Big-data clustering with interval type-2 fuzzy uncertainty modeling in gene expression datasets
Publication date: January 2019
Source: Engineering Applications of Artificial Intelligence, Volume 77
Author(s): Amit K. Shukla, Pranab K. Muhuri
The major bottleneck in microarray gene expression analysis is the lack of techniques required to cope up with the uncertain gene functionality and inherent complex gene interactions. More often the issues of unstructured, unorganized, noisy and incomplete data is confronted with the advent of uncertain gene expression big datasets. Moreover, big data is naturally associated with the uncertainties which are originated from multiple sources. In this paper, such uncertainties in the gene expression dataset are modeled using interval type-2 fuzzy sets (IT2 FSs). For this, the spread of footprint of uncertainty (FOU), which accounts for the all the possible noises in the gene expression dataset, is modeled both symmetrically and asymmetrically. The medical science big dataset of microarray gene expression data of the cancer patients are considered for the experimentations. Empirically, the effects of uncertainty modeling using IT2 FSs on the big data clustering is analyzed and observed. Fuzzy clustering approach allow the genes to belong to multiple clusters and thus allow the genes participation in cellular process, subcell variations, and cellular metabolism.
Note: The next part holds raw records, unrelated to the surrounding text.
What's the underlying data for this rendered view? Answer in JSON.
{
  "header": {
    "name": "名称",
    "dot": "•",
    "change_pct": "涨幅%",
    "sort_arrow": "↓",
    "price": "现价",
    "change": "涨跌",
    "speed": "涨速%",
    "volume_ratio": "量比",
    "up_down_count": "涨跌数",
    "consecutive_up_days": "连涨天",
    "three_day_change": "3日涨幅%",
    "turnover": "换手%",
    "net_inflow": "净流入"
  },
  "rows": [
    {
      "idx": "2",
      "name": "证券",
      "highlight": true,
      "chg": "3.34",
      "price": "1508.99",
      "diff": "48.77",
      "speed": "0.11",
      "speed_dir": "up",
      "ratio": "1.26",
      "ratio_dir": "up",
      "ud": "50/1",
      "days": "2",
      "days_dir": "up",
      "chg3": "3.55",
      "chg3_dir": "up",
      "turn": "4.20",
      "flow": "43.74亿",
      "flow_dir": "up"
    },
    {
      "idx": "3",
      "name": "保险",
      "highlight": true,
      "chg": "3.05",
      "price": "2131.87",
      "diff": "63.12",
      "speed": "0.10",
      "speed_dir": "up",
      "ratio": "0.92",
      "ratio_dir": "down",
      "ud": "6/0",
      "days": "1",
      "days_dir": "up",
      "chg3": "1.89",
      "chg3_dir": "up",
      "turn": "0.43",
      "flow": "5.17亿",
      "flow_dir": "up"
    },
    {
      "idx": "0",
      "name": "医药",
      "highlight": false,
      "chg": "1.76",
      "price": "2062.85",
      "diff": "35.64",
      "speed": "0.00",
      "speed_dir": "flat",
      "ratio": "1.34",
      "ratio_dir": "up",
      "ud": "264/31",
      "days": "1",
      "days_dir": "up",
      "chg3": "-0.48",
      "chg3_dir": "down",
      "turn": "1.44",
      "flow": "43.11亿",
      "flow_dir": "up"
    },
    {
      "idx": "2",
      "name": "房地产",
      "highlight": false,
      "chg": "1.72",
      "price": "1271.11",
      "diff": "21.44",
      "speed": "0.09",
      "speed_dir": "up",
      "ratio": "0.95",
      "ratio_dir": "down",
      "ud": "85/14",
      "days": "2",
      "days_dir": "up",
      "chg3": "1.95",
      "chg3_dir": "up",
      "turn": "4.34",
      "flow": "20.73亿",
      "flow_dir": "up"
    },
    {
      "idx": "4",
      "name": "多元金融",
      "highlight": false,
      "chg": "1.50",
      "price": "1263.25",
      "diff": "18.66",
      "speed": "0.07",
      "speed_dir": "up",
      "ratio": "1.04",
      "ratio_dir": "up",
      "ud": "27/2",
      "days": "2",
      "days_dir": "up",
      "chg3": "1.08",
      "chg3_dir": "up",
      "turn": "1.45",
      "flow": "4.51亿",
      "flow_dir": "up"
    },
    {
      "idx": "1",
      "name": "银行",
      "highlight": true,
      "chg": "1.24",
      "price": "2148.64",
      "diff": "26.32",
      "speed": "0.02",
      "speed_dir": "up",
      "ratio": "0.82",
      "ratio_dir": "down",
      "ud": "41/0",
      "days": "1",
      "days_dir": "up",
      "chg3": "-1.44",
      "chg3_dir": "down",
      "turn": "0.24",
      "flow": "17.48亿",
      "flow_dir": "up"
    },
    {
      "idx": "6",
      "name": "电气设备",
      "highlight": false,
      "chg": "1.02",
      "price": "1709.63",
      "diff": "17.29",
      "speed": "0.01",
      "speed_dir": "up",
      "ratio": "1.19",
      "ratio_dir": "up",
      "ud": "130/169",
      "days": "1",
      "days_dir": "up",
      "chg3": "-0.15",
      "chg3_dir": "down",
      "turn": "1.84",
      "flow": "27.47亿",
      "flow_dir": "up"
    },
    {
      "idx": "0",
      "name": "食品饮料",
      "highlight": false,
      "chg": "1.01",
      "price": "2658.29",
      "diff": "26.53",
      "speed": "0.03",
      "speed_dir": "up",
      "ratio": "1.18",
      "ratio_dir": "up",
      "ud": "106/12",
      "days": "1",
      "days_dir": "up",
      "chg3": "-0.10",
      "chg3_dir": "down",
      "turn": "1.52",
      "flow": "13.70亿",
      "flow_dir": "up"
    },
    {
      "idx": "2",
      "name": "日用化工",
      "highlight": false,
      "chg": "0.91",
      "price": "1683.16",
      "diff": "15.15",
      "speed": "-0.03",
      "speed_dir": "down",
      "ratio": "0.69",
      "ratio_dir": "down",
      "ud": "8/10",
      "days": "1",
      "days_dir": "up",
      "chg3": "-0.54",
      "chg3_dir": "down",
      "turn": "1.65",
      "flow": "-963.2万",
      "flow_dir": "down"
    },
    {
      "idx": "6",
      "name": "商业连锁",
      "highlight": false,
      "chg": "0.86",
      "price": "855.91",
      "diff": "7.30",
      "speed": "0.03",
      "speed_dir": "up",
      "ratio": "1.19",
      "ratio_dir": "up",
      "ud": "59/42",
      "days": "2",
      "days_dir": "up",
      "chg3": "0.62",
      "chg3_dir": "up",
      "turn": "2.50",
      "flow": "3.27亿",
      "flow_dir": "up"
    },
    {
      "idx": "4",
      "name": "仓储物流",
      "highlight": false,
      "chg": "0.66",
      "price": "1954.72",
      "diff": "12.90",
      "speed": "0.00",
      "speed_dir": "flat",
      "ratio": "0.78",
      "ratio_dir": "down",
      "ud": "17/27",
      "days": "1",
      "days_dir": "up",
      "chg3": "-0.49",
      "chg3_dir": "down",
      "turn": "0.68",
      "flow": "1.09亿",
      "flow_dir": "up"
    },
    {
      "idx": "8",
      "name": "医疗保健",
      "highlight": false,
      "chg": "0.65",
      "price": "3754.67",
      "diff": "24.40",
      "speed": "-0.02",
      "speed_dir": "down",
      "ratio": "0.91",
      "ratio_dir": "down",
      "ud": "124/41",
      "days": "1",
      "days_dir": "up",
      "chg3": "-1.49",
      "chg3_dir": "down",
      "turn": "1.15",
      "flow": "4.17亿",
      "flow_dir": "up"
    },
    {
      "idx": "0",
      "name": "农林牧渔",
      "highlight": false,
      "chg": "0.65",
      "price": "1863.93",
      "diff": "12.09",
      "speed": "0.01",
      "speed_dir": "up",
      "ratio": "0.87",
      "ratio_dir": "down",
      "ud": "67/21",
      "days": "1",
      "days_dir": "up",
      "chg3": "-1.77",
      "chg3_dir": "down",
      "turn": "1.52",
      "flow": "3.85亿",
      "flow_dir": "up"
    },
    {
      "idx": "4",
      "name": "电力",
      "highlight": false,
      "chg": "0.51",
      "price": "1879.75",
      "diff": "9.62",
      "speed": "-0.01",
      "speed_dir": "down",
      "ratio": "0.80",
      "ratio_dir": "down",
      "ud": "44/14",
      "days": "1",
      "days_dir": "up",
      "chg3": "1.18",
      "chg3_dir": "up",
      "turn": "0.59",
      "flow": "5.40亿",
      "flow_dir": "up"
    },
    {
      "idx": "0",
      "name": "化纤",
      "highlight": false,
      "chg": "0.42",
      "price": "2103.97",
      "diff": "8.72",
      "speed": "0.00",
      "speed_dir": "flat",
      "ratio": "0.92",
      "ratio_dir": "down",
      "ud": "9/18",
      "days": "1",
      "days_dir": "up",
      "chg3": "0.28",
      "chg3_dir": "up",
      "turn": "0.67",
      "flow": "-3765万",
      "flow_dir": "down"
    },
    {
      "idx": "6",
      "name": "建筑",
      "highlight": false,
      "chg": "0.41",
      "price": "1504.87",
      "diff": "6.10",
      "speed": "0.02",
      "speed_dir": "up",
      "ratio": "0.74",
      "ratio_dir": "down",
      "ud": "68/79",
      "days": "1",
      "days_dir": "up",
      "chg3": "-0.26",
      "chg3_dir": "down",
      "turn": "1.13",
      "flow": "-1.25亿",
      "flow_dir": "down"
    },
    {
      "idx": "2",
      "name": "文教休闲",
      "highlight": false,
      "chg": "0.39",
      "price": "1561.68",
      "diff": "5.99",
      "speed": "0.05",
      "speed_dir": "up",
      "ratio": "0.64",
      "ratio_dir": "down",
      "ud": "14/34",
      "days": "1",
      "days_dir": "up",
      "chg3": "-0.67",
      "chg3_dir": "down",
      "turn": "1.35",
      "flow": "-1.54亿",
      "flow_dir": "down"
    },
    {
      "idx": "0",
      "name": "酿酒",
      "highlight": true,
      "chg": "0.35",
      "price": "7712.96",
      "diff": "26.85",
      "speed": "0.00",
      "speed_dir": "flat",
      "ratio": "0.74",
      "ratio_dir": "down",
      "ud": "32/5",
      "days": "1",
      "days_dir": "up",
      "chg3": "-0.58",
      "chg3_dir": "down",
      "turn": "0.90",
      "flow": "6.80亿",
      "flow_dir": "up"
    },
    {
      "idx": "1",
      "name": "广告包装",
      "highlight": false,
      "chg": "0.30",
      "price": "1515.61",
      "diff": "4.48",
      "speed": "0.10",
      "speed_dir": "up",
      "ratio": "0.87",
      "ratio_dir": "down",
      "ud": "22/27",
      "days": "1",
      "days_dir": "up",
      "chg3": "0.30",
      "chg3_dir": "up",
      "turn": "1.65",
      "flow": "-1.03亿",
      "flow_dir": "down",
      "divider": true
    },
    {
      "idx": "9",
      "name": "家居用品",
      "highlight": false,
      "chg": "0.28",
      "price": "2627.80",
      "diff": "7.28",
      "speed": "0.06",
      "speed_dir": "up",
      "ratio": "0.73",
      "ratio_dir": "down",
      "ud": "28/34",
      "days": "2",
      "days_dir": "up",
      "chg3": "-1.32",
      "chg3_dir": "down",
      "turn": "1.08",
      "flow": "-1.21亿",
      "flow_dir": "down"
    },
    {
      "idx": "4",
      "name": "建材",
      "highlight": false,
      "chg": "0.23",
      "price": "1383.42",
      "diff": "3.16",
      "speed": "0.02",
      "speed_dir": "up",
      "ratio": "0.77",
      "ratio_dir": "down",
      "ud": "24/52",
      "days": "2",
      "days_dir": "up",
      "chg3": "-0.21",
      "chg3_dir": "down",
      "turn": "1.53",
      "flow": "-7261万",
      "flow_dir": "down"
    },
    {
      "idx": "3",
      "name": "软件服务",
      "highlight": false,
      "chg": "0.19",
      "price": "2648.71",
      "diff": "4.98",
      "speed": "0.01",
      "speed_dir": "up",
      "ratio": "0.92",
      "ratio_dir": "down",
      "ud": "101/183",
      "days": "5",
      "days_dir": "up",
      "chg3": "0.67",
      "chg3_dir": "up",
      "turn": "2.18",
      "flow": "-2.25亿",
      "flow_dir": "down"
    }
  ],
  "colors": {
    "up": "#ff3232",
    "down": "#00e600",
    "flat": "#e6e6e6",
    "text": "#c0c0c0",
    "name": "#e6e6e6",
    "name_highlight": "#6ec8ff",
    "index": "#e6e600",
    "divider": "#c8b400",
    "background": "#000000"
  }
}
The effect of the induced uncertainty on the big data clustering has been studied using various cluster validity measures. The clustering results, obtained based on the IT2 fuzzy uncertainty modeling, are compared with same obtained with type-1 fuzzy sets based uncertainty modeling. It is demonstrated that our proposed IT2 FS based approach is more efficient in giving better clustering results for uncertain gene expression datasets and is scalable to the large gene expression datasets. Sensitivity analysis of the clustering results considering four different IT2 membership function shapes such as triangular, trapezoidal, semi-elliptic, and Gaussian are performed.